Links: Neu aufgebaut wurde eine umfangreiche Schnittstelle zwischen den Operationszentralen und dem neuen elektronischen Stellwerk.
Rechts: Das neue elektronische Siemens-Stellwerk hat mit seinen Rechnerschränken in mehreren Reihen beeindruckende Ausmaße, zeigt aber im Gegensatz zur „lebenden“ Technik des bisherigen Relaisstellwerks und den Spurplantafeln einen eher nüchternen „Charme“.
In den nächsten Jahren erfolgt dann die sukzessive Umrüstung der B-Wagen-Flotte auf „Zub 222“ und noch in diesem Jahr ist die Inbetriebnahme der ersten HF6 vorgesehen, die bereits für die neue Zugsicherungstechnik ausgelegt sind. Eine vollständige Umstellung des Fuhrparks auf die neue Technik kann wie beschrieben aber erst erfolgen, wenn auch die LZB-Bereiche nach Krefeld und in Duisburg abgelöst sind. Nach heutigem Stand wird es deshalb im Düsseldorfer Tunnel noch bis zum Jahr 2024 die Linienzugbeeinflussung mit automatischer Fahrt geben, wenn auch bereits mit neuer Technik im „Hintergrund“.

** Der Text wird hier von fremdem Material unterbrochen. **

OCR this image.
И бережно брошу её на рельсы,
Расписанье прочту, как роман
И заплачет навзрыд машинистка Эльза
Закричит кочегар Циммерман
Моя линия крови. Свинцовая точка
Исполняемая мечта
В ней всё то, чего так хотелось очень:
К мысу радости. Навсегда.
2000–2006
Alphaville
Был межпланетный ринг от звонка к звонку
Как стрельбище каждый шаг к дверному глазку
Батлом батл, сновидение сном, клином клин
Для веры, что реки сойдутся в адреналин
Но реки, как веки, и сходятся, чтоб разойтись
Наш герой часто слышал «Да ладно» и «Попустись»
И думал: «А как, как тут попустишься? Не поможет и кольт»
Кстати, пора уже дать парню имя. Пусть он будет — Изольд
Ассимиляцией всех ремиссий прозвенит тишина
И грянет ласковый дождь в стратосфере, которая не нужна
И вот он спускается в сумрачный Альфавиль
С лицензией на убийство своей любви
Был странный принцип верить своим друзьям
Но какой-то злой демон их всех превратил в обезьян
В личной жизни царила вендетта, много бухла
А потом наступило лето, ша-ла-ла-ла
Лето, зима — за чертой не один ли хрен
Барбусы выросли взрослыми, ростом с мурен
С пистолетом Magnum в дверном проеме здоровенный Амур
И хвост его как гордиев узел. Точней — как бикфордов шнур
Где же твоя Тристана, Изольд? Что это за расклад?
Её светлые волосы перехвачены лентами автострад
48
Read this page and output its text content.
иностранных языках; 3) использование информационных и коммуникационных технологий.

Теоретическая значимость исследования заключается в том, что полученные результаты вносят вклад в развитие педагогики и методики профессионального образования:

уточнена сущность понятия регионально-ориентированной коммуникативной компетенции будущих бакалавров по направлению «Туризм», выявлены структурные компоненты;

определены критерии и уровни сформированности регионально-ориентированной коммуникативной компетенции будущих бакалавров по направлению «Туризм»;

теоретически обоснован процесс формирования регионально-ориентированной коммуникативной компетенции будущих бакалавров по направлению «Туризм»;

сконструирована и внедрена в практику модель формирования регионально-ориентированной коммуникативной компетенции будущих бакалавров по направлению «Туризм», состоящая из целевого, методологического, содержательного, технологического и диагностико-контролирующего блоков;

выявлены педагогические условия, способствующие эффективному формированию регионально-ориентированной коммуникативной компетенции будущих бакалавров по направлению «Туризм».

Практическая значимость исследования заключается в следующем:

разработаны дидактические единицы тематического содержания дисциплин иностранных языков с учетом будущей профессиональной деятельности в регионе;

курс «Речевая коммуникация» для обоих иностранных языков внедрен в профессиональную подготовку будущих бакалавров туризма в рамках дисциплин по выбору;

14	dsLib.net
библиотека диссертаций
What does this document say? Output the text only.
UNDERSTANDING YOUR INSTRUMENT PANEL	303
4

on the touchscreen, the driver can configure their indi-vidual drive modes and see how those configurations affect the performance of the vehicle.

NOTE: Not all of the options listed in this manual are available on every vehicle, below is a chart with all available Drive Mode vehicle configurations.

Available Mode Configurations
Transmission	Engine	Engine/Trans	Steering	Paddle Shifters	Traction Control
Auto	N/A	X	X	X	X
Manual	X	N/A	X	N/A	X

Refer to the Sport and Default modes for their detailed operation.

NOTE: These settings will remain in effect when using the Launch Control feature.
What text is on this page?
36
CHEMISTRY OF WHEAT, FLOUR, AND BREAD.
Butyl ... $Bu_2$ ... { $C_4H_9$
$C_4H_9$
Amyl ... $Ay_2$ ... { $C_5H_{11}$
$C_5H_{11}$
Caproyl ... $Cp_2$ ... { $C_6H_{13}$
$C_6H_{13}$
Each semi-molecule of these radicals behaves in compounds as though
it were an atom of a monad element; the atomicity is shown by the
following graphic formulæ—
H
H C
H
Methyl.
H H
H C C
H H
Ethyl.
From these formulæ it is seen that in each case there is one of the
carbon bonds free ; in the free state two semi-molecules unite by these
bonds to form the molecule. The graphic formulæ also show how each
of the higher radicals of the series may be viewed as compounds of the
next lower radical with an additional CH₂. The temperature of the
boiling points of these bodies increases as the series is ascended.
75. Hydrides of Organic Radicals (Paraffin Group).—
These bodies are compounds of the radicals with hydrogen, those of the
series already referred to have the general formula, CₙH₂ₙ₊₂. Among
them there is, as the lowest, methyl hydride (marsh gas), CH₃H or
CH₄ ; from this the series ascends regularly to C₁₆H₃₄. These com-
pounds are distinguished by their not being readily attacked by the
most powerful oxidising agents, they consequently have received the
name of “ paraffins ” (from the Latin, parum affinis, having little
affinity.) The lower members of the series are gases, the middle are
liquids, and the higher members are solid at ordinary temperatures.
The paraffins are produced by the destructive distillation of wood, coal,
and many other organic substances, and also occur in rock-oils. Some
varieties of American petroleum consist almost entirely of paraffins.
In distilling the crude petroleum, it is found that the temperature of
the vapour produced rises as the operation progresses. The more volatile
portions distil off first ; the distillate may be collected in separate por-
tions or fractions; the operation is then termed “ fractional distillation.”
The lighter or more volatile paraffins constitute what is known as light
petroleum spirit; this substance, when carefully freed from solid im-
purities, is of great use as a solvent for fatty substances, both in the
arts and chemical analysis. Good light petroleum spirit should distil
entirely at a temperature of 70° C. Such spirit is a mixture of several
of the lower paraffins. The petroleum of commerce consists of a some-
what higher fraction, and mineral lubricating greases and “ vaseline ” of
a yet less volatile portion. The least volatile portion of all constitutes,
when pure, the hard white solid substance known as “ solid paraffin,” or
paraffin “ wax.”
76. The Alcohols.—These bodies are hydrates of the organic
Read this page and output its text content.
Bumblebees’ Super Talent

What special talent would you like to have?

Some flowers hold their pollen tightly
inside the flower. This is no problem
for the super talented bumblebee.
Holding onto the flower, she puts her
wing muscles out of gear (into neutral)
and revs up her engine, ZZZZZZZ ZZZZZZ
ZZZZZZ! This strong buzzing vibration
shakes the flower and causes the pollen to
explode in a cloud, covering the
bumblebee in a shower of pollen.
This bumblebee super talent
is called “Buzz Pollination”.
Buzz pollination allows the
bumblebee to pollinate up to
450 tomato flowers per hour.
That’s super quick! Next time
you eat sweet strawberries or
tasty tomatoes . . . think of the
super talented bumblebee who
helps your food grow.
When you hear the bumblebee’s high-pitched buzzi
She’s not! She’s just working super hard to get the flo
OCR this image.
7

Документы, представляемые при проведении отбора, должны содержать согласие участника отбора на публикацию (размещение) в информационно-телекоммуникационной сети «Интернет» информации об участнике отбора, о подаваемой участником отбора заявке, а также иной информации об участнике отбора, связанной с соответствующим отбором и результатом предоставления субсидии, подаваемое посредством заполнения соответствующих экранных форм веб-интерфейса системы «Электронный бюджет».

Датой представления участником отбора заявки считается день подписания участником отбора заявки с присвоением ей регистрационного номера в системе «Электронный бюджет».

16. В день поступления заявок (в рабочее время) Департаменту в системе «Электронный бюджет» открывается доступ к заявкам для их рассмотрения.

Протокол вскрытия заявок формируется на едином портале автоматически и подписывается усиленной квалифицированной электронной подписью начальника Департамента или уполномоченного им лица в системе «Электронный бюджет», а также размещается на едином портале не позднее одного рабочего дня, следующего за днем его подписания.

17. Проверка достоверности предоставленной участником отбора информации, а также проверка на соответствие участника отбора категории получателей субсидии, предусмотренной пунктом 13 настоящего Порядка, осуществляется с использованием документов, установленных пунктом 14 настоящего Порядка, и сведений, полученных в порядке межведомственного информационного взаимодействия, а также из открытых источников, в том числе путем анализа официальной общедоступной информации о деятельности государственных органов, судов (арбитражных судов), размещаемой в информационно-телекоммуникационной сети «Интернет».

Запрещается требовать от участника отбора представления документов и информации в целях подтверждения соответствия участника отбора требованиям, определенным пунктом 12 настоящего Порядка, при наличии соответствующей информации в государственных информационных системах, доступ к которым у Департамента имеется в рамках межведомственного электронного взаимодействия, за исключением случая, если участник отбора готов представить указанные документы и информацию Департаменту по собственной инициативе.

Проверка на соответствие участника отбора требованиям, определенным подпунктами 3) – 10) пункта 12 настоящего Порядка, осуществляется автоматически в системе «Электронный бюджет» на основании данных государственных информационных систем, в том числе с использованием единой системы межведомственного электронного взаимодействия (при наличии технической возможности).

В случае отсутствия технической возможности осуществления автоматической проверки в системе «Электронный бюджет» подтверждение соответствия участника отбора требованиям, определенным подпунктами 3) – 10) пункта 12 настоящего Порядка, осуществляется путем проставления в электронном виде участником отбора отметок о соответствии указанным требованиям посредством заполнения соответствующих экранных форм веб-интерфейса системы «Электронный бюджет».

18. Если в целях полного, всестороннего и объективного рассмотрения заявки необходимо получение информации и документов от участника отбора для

Für die Zugsicherungsumstellung wird am 7. April der gesamte „alte Tunnel“ ab 18:00 Uhr gesperrt, nur die Nordstreckenlinien U78 und U79 fahren wegen einer Messe noch bis gegen 20 Uhr unterirdisch. Alle Bahnen enden jeweils an den letzten Wendemöglichkeiten vor den Zugsicherungsbereichen (Belsenplatz, Freiligrathplatz / Arena/Messe Nord, Lierenfeld Btf., Werstener Dorfstraße / Universität) und die dazwischen liegenden Abschnitte werden durch Busse ersetzt. Im Einsatz sind drei Ersatzlinien, die je nach Tageszeit und Route alle 7½ bis 20 Minuten verkehren.
Bei aller technischen Komplexität: Vom geänderten Zugsicherungssystem ab 8. April werden die Fahrgäste vermutlich kaum etwas wahrnehmen: Die Züge mit LZB-Ausrüstung werden wie bisher automatisch durch den Tunnel fahren, die vermutlich deutlichste Neuerung sind zunächst die neuen dreifarbigen Lichtsignale. Sobald die ersten für PZB ausgerüsteten Stadtbahnwagen in den Fahrgastverkehr kommen, werden diese Wagen dann manuell durch die Fahrerinnen und Fahrer gesteuert wie auf den Oberflächenstrecken und im Wehrhahntunnel. Bei genauem Hinsehen wird das dann natürlich auch für jeden Fahrgast zu erkennen sein.